2. An apparatus as claimed in claim 1 further comprising plural filter/decontamination elements.

3. An apparatus as claimed in claim 1 further comprising a face mask adapted to tightly fit a wearer.

4. An apparatus as claimed in claim 3 further comprising first conduit means between said tank and said face mask, second conduit means between said filter/decontamination means and said face mask, and valving means operatively associate with said conduit means adapted to control the flow of cleaned air from said filter/decontamination means or air from said tank to said user.

5. An apparatus as claimed in claim 3 further comprising a plenum chamber operatively associated with said tank and said filter/decontamination means such that cleaned air from said filter/decontamination means and from said tank, respectively, are adapted to respectively flow into said plenum chamber and conduit means disposed between said plenum chamber and said face mask.

6. An apparatus as claimed in claim 3 having one way exhaust valving means operatively associated with said face mask.

7. (canceled)

8. (canceled)

9. (canceled)


This invention is directed to an apparatus for assisting persons to breath in hostile environments. It more particularly relates to such an apparatus that is useful in purifying contaminated air as well as providing portable clean air.


There are, at present two systems for assisting the breathing of persons who are subject to contaminated air.
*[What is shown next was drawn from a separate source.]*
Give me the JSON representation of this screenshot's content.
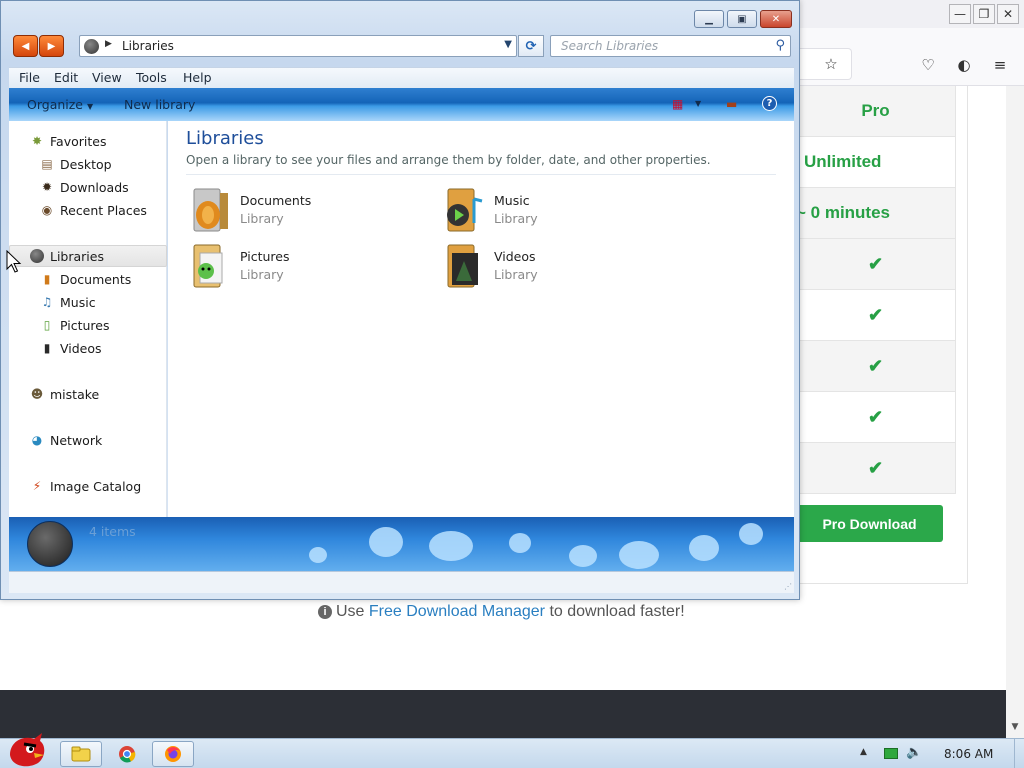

First, there are the powered respirators (SCBA-Self Contained Breathing Apparatus) that feed compressed (e.g. bottled) air to a tight fitting face mask, or other conduit to the mouth and/or nose, for inhaling by the user. These systems do not permit the user access to the ambient atmosphere at all. Second, there are filter/decontamination systems for use in the form of a canister, in connection with a respirator apparatus that rely on cleaning ambient atmosphere to make it suitable for breathing. Such filter systems may or may not make use of auxiliary power. In powered systems, ambient atmosphere is sucked through a suitable filter/decontamination means, or other purifying means, by a powered fan or the like, such that the contaminated ambient air is rendered breathable. The purified resultant air is fed to a headpiece of some kind, such as a tight fitting facemask (the complete system is known as a Powered Air Purifying Respirator (PAPR)). Both types of breathing assists are used by personnel who are subject to breathing ambient atmosphere that would otherwise be considered to be harmfully contaminated, unbreathable or dangerous air.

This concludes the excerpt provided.